Generally, the unfair contract term regime will apply to standard form contracts where the terms are not negotiated by the parties and are often presented to the consumer as a final form standard contract. A term may be unfair if it causes a significant imbalance in the parties’ rights and obligations (usually the consumer). Common commercial clauses which might be considered to be unfair include clauses that allow one party to unilaterally terminate, vary or renew the contract, penalise one party for breach, but not the other, allow one party to avoid or limit performance, but not the other, allow one party to effectively reserve the right to determine the interpretation of the contract, or to sue upon it, and have the effect of limiting a party’s liability for its agents. Other types of terms cannot be declared to be unfair if they define the main subject matter of the contract or set the upfront price.

What do you need to do?

You will need to think about a number of issues before the changes in June 2014 and March 2015 come into effect.

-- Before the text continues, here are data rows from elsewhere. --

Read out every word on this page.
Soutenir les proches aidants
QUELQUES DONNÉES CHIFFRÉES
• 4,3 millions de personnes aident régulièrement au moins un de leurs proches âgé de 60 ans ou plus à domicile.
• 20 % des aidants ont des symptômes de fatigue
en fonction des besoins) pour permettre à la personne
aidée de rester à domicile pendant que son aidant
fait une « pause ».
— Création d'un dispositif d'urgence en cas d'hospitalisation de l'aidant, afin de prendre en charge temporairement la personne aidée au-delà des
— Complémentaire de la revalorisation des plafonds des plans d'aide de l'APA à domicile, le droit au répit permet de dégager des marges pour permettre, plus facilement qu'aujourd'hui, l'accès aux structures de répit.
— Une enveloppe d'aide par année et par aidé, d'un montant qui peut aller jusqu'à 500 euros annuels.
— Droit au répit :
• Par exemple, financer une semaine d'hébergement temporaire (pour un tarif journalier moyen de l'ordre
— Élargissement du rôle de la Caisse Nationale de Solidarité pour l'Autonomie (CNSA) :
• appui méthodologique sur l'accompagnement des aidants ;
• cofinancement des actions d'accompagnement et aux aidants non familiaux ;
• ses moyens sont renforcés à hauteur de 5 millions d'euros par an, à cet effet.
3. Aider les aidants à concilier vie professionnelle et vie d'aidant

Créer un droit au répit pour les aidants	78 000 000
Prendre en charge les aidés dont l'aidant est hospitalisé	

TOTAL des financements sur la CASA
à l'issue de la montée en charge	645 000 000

We recommend that you:

  • Ensure that any standard form consumer contracts do not include unfair contract terms, noting that this may also cover some business contracts if they relate to goods or services which are also consumer goods and services.
  • Consider whether to adopt a standard practice of contracting out of the FTA in business-to-business contracts.
  • Update extended warranty agreements and materials to comply with the new mandatory requirements for these agreements.
  • Update layby sale agreements and direct sales agreements to comply with the new mandatory requirements for these agreements.
  • Ensure you have the applicable licences in place if you are dealing with second-hand goods on a routine or trade in basis, and
  • Consider if you have robust processes and guidelines to ensure that you retain supporting evidence that all representations that you make in trade are substantiated.

The consumer law reform amendments have introduced a number of additional disclosure and inspection requirements for businesses. A careful review of your existing practices now will ensure there’s plenty of time to plan and ensure your business is compliant during the transitional periods before the more significant amendments take effect.